There comes a point where the film very abruptly shifts gears, and from that point the seemingly arbitrary material that has preceded it takes on a very clear meaning, one that you'd really never be able to predict in advance, since the whole point of the shift is to be shocking and arbitrary. I will try not to be coy, without spoiling anything: we spend nearly half of the movie watching a largely aimless slice-of-life drama that soaks in the comings and goings of one family and the people attached to them in a rundown town in the middle of God knows where. The central character is Heli (Armando Espitia), who lives with his father (I'm having a hard time scrounging up the actor's name), his teenage sister, Estela (Andrea Vergara), his wife, Sabrina (Linda González), and their baby. All of which is bluntly communicated in an early scene where Heli chats with a census worker, a sequence that would be kind of hilarious if it wasn't so ballsy of writer-director Amat Escalante and his co-writer Gabriel Reyes) to lay it out there like that. There's a mechanical crudeness to the moment that ends up feeding right into the film's minimalist intensity, and I like that about it.

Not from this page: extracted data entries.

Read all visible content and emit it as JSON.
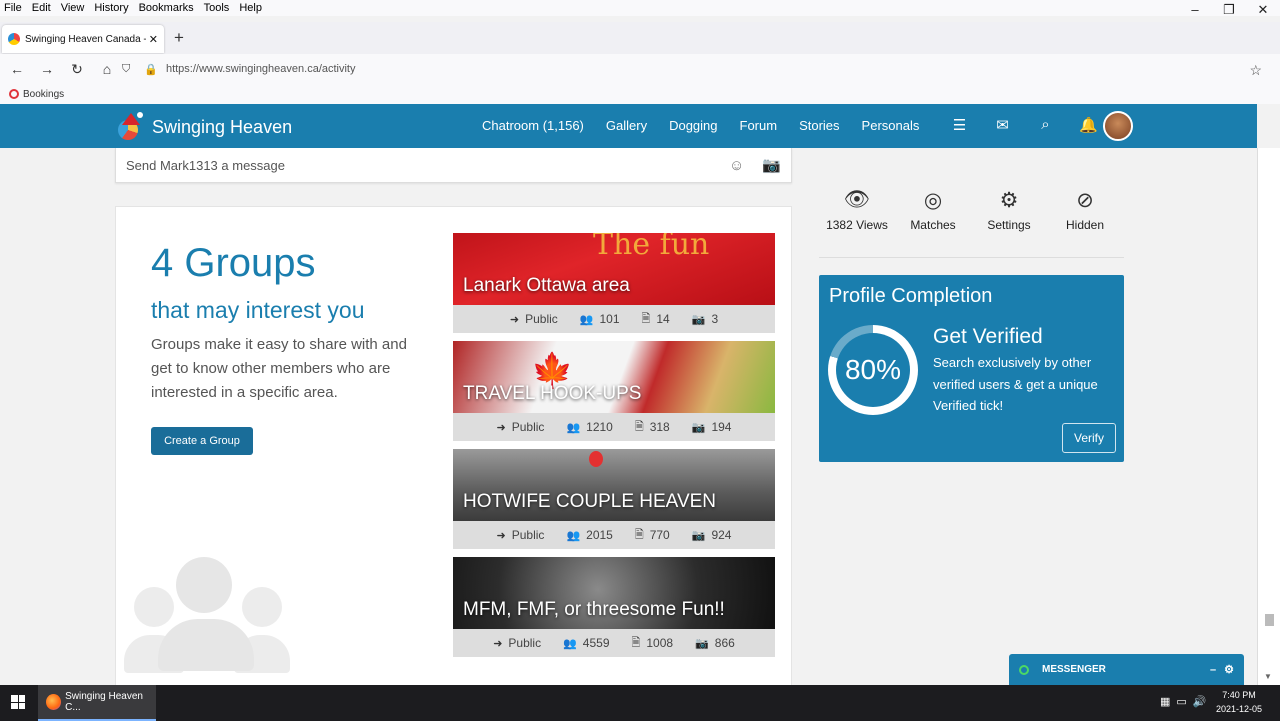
{
  "browser": {
    "menu": [
      "File",
      "Edit",
      "View",
      "History",
      "Bookmarks",
      "Tools",
      "Help"
    ],
    "window_controls": [
      "–",
      "❐",
      "✕"
    ],
    "tab_title": "Swinging Heaven Canada - Mes",
    "tab_close": "✕",
    "new_tab": "+",
    "url": "https://www.swingingheaven.ca/activity",
    "bookmark": "Bookings",
    "nav_icons": {
      "back": "←",
      "forward": "→",
      "reload": "↻",
      "home": "⌂",
      "shield": "⛉",
      "lock": "🔒",
      "star": "☆"
    }
  },
  "site": {
    "logo": "Swinging Heaven",
    "nav": [
      "Chatroom (1,156)",
      "Gallery",
      "Dogging",
      "Forum",
      "Stories",
      "Personals"
    ],
    "header_icons": {
      "menu": "☰",
      "mail": "✉",
      "search": "⌕",
      "bell": "🔔"
    }
  },
  "message_box": {
    "placeholder": "Send Mark1313 a message",
    "emoji_icon": "☺",
    "camera_icon": "📷"
  },
  "groups": {
    "title": "4 Groups",
    "subtitle": "that may interest you",
    "description": "Groups make it easy to share with and get to know other members who are interested in a specific area.",
    "create_button": "Create a Group",
    "items": [
      {
        "name": "Lanark Ottawa area",
        "visibility": "Public",
        "members": "101",
        "posts": "14",
        "photos": "3"
      },
      {
        "name": "TRAVEL HOOK-UPS",
        "visibility": "Public",
        "members": "1210",
        "posts": "318",
        "photos": "194"
      },
      {
        "name": "HOTWIFE COUPLE HEAVEN",
        "visibility": "Public",
        "members": "2015",
        "posts": "770",
        "photos": "924"
      },
      {
        "name": "MFM, FMF, or threesome Fun!!",
        "visibility": "Public",
        "members": "4559",
        "posts": "1008",
        "photos": "866"
      }
    ],
    "image_deco": {
      "first": "The fun",
      "leaf": "🍁"
    },
    "stat_icons": {
      "visibility": "➜",
      "members": "👥",
      "posts": "🗎",
      "photos": "📷"
    }
  },
  "sidebar": {
    "items": [
      {
        "label": "1382 Views",
        "icon": "👁"
      },
      {
        "label": "Matches",
        "icon": "◎"
      },
      {
        "label": "Settings",
        "icon": "⚙"
      },
      {
        "label": "Hidden",
        "icon": "⊘"
      }
    ]
  },
  "profile": {
    "title": "Profile Completion",
    "percent": "80%",
    "completion_fraction": 0.8,
    "heading": "Get Verified",
    "text": "Search exclusively by other verified users & get a unique Verified tick!",
    "button": "Verify"
  },
  "messenger": {
    "label": "MESSENGER",
    "minimize": "–",
    "settings": "⚙"
  },
  "taskbar": {
    "app": "Swinging Heaven C...",
    "time": "7:40 PM",
    "date": "2021-12-05",
    "tray_icons": [
      "▦",
      "▭",
      "🔊"
    ]
  },
  "colors": {
    "brand": "#1a7eae",
    "button": "#1a6d99",
    "online": "#4cd964"
  }
}
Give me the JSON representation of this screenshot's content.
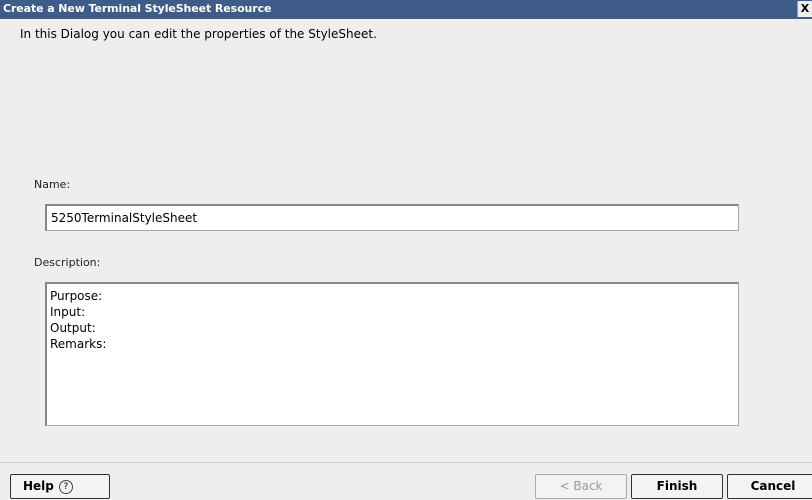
{
  "window": {
    "title": "Create a New Terminal StyleSheet Resource",
    "close_label": "X"
  },
  "intro_text": "In this Dialog you can edit the properties of the StyleSheet.",
  "name_field": {
    "label": "Name:",
    "value": "5250TerminalStyleSheet"
  },
  "description_field": {
    "label": "Description:",
    "lines": [
      "Purpose:",
      "Input:",
      "Output:",
      "Remarks:"
    ]
  },
  "buttons": {
    "help": "Help",
    "help_icon": "?",
    "back": "< Back",
    "finish": "Finish",
    "cancel": "Cancel"
  }
}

Estela has a boyfriend, Alberto (Juan Eduardo Palacios) several years older than she is, and he is eager to an unsightly degree to get into her pants. To meet this end, he's used every technique from begging to bragging about his incredible masculinity as a member of the military's training program for young soldiers, where he's exposed to the desperate drug-capturing missions that the government uses to pretend in front of the media that it has some measure of control over the cartels. In the last, he's offered to take her away from all the dusty drudgery of life and bring her to a faraway paradise where they will marry; he does not mention that the money from this will come from the sale of a kilo of uncut cocaine that he stole away from the last drug bust he saw.

To this point, Heli has been so fixedly unfocused that it seems like an accident it was made at all: no scene seems to connect meaningfully to the scenes on either side of it, there are shots and sequences which focus on people or objects that have no bearing on anything else in the rest of the film, nothing that resembles "conflict" or even a "story" that attaches itself to Heli himself, belying the title. Then Alberto hides the drugs in Heli's water tank, and when Heli finds it, investigating a stoppage, he freaks out and destroys it, dumping it in a sinkhole miles away. Problem solved - except that the drugs were stolen by an idiot teenager who didn't bother hiding his tracks, and now a couple of thugs have been sent to teach an object lesson.

The second portion of Heli is so driven and focused and hellbent on depicting the horrific ramifications of Alberto's theft, and then the ramifications of the ramifications, that it's genuinely scary. Also, it becomes impossible to regard the first sequence as being sloppy in any way, because the iron fist that Escalante wields doesn't suggest a director inclined towards idle choices (and does hugely justify his Best Director win at Cannes). The first half of the film, I think, is a Life in the Round sort of deal, creating a grand panorama of organic lives and grace notes, so that when the second half comes along and horribly violates it, the violation hits us, like the best kind of horror (and that's really what's happening here: this is a horror film, all the worse because the horror happens every single day in a large country adjoining the most industrialised nation in the world): the movie itself changes shape to adjust for the brutality that comes along, and that's as upsetting as the actual brutality itself, including one scene that, even were I to describe it, would have all my male readers shift and cross their legs and possible give their crotch a reassuring patch. It involves lighter fluid. And a lighter. And no editing.

If Heli were only a catalogue of violence - and for a solid 20 minutes, it seems like it will be - there'd be no justifying it as more than exceptionally polished and tony torture porn. Eventually, it does turn into something more meaningful and narrative, involving a human anchor to all the misery, and it's that moment where the film turns into great cinema: having dragged us through hell with its characters, it finds some way to declare that there's still life, though it's not really inclined to say that there's "hope", not in the face of all that. The chilly final shot suggests that its characters survive more than find joy and meaning in anything, but that's the bastardly reality of it. And Heli, as dark a movie as you'll find, is a magnificent attempt to throw the audience around like a ragdoll, confront us with that reality that so many people try to ignore (the film doesn't feel pitched to a non-Mexican audience specifically, but certainly to an audience that isn't dealing with the lives of people like its characters daily, or ever), and dare us not to feel shaken by it. A visceral thriller that doubles as a harsh and angry civics lesson, this is pretty terrific stuff, even if it's one of the most unpleasant things I've seen in 2013.